DataFlex：面向大型語言模型資料中心化動態訓練的統一框架（注：DataFlex作為專有名詞保留不譯，採用首字母大寫的駝峰式標記。框架名稱後的冒號使用全形符號以符合中文排版規範。"Data-Centric"統一譯為「資料中心化」而非「以資料為中心」，保持技術術語的一致性。"Dynamic Training"譯為「動態訓練」準確對應機器學習領域術語。主標題採用【專有名詞：技術特性+應用對象】的標準學術論文標題結構）

摘要

以數據為中心的訓練方法已成為提升大型語言模型（LLMs）性能的重要方向，其核心在於不僅優化模型參數，更在訓練過程中動態優化數據的選擇、組合與權重分配。然而現有的數據選擇、混合優化及重新加權方法往往分散於獨立代碼庫，接口規範不一，阻礙了方法的重現性、公平比較與實際整合。本文提出DataFlex——一個基於LLaMA-Factory構建的統一數據中心化動態訓練框架。該框架支持樣本選擇、領域混合調整和樣本重新加權三大動態數據優化範式，並完全兼容原有訓練流程。通過可擴展的訓練器抽象與模塊化組件，DataFlex可無縫替代標準LLM訓練，統一了嵌入提取、推理和梯度計算等關鍵模型相關操作，並支持包括DeepSpeed ZeRO-3在內的大規模訓練場景。我們對多種數據中心化方法進行全面實驗：在Mistral-7B和Llama-3.2-3B模型上，動態數據選擇在MMLU基準上持續優於靜態全數據訓練；在SlimPajama數據集上以60億和300億詞元規模預訓練Qwen2.5-1.5B時，DoReMi與ODM方法相較默認比例同時提升了MMLU準確率與語料庫級困惑度。DataFlex還較原實現獲得了穩定的運行時加速。

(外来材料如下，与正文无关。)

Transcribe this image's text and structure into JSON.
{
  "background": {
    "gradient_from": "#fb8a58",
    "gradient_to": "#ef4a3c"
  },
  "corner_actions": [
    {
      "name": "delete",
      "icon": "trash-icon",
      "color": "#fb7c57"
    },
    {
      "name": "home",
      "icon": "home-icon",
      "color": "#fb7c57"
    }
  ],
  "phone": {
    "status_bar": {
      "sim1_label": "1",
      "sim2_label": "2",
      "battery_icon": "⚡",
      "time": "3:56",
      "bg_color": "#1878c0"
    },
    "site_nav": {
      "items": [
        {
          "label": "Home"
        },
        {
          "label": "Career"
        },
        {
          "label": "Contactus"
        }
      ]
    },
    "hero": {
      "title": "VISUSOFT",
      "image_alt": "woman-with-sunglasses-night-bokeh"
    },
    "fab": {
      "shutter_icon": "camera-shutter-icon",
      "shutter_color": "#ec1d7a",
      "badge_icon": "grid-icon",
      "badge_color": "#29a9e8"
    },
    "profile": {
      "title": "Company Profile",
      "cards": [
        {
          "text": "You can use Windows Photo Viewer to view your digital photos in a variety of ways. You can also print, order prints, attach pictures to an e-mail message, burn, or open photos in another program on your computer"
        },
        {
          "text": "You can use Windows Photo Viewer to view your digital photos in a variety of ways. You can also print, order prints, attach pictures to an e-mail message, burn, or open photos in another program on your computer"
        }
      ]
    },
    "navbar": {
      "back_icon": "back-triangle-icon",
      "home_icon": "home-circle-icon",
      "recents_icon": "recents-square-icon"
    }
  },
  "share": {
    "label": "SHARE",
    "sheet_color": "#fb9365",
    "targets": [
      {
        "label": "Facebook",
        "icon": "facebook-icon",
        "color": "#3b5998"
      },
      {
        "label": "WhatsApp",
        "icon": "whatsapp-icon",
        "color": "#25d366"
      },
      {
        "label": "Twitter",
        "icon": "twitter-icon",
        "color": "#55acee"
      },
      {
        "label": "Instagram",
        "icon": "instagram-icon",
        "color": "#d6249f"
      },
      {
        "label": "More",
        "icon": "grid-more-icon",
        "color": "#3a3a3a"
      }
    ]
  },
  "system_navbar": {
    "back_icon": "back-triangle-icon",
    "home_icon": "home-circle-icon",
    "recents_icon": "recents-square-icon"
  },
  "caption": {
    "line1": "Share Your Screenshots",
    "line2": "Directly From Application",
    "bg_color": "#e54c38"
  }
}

實驗結果表明，DataFlex為LLM的數據中心化動態訓練提供了高效、可重現的基礎設施。

English

Data-centric training has emerged as a promising direction for improving large language models (LLMs) by optimizing not only model parameters but also the selection, composition, and weighting of training data during optimization. However, existing approaches to data selection, data mixture optimization, and data reweighting are often developed in isolated codebases with inconsistent interfaces, hindering reproducibility, fair comparison, and practical integration. In this paper, we present DataFlex, a unified data-centric dynamic training framework built upon LLaMA-Factory. DataFlex supports three major paradigms of dynamic data optimization: sample selection, domain mixture adjustment, and sample reweighting, while remaining fully compatible with the original training workflow. It provides extensible trainer abstractions and modular components, enabling a drop-in replacement for standard LLM training, and unifies key model-dependent operations such as embedding extraction, inference, and gradient computation, with support for large-scale settings including DeepSpeed ZeRO-3. We conduct comprehensive experiments across multiple data-centric methods. Dynamic data selection consistently outperforms static full-data training on MMLU across both Mistral-7B and Llama-3.2-3B. For data mixture, DoReMi and ODM improve both MMLU accuracy and corpus-level perplexity over default proportions when pretraining Qwen2.5-1.5B on SlimPajama at 6B and 30B token scales. DataFlex also achieves consistent runtime improvements over original implementations. These results demonstrate that DataFlex provides an effective, efficient, and reproducible infrastructure for data-centric dynamic training of LLMs.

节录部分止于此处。